Lecture Series SCIENCE WITH IMPACT: Drop by drop: Multiplexed and multimodal analysis of cells and chemical reactions

Droplet microfluidics is a particularly powerful method for screening applications e.g. for protein engineering and single-cell studies. Monodisperse aqueous droplets of pico- or nanoliter volume immersed in a hydrophobic fluid are formed in a microfluidic device at kHz frequencies. In recent years, droplet microfluidics has been employed for analysis of bioanalytical assays and chemical synthesis, such as kinetic studies of enzymes, cell-free protein synthesis, protein crystallization, nanoparticle formation and many more. In the field of single-cell analysis including single-cell sequencing, droplet microfluidics is nowadays a well-approved method and alternative to cytometry. In the first part of the presentation, I will show applications of droplet microfluidics, where the compartmentalization is of high importance, e.g., when secreted compounds of cells are analyzed.
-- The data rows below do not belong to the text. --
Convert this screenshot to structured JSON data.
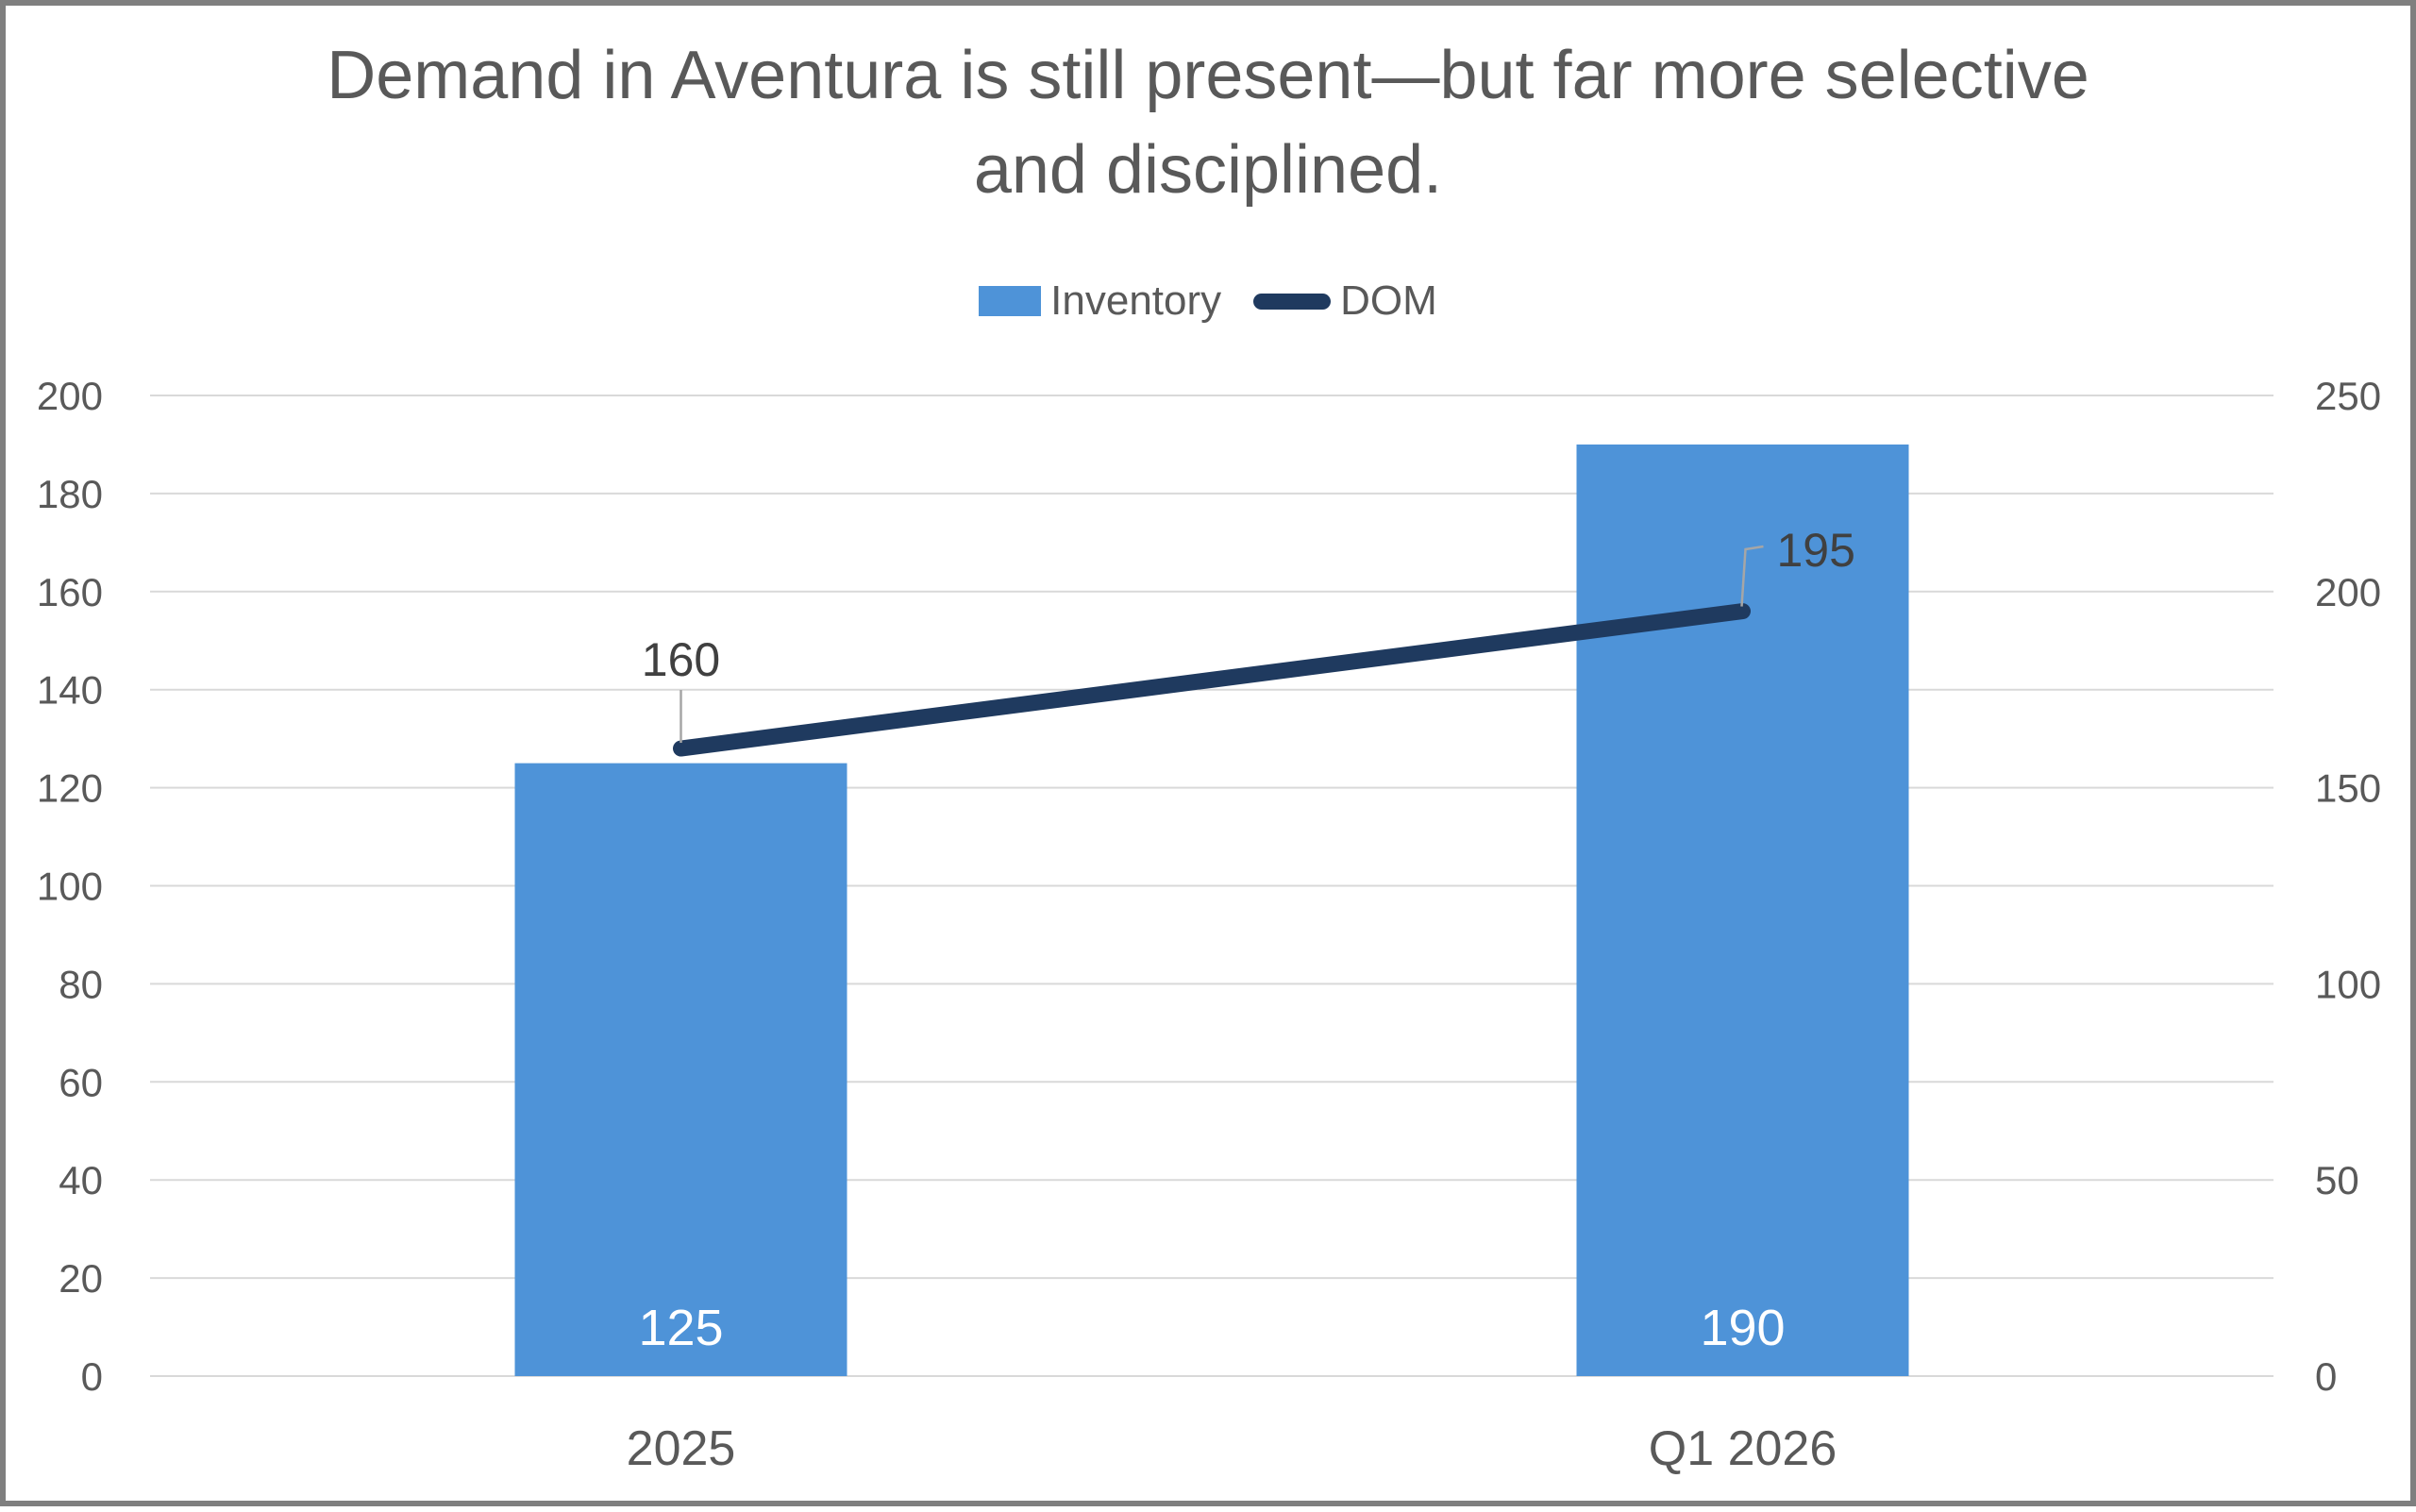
{
  "frame": {
    "border_color": "#7f7f7f",
    "background": "#ffffff"
  },
  "chart_data": {
    "type": "combo-bar-line",
    "title": "Demand in Aventura is still present—but far more selective and disciplined.",
    "title_color": "#595959",
    "categories": [
      "2025",
      "Q1 2026"
    ],
    "series": [
      {
        "name": "Inventory",
        "type": "bar",
        "axis": "left",
        "values": [
          125,
          190
        ],
        "value_labels": [
          "125",
          "190"
        ],
        "color": "#4e93d8",
        "label_color": "#ffffff"
      },
      {
        "name": "DOM",
        "type": "line",
        "axis": "right",
        "values": [
          160,
          195
        ],
        "value_labels": [
          "160",
          "195"
        ],
        "color": "#1f3a5f",
        "label_color": "#404040"
      }
    ],
    "left_axis": {
      "min": 0,
      "max": 200,
      "step": 20,
      "ticks": [
        "0",
        "20",
        "40",
        "60",
        "80",
        "100",
        "120",
        "140",
        "160",
        "180",
        "200"
      ]
    },
    "right_axis": {
      "min": 0,
      "max": 250,
      "step": 50,
      "ticks": [
        "0",
        "50",
        "100",
        "150",
        "200",
        "250"
      ]
    },
    "legend": [
      "Inventory",
      "DOM"
    ],
    "legend_position": "top",
    "grid": true,
    "gridline_color": "#d9d9d9",
    "tick_label_color": "#595959",
    "leader_line_color": "#a6a6a6"
  }
}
Most assays in nL droplets, however, are based on fluorescence spectroscopy, which limits the choice of assays and multiplexing capability. Mass spectrometry, on the other hand, allows for label-free detection and identification of multiple components. Recently, we have interfaced droplet microfluidics with matrix-assisted laser desorption/ionization (MALDI)-MS. Instead of the standard MALDI targets where the sample is pipetted in 384 wells, we have fabricated custom-made, transparent, indium-tin oxide coated targets, on which thousands of aqueous nL-droplets reside on the surface, covered by fluorinated oil. Analysis of this droplet array is performed by optical and fluorescence microscopy as well as by means of a MALDI-MS imaging system (Bruker rapifleX). We employ the method for single-cell studies at high throughput, e.g. analysis of biosynthesized enzymes, which will be discussed in the second part of the presentation. First steps towards extremely high throughput measurements will be introduced with our recently fabricated plates hosting up to 300 000 droplets, which poses additional challenges for automated data acquisition and analysis.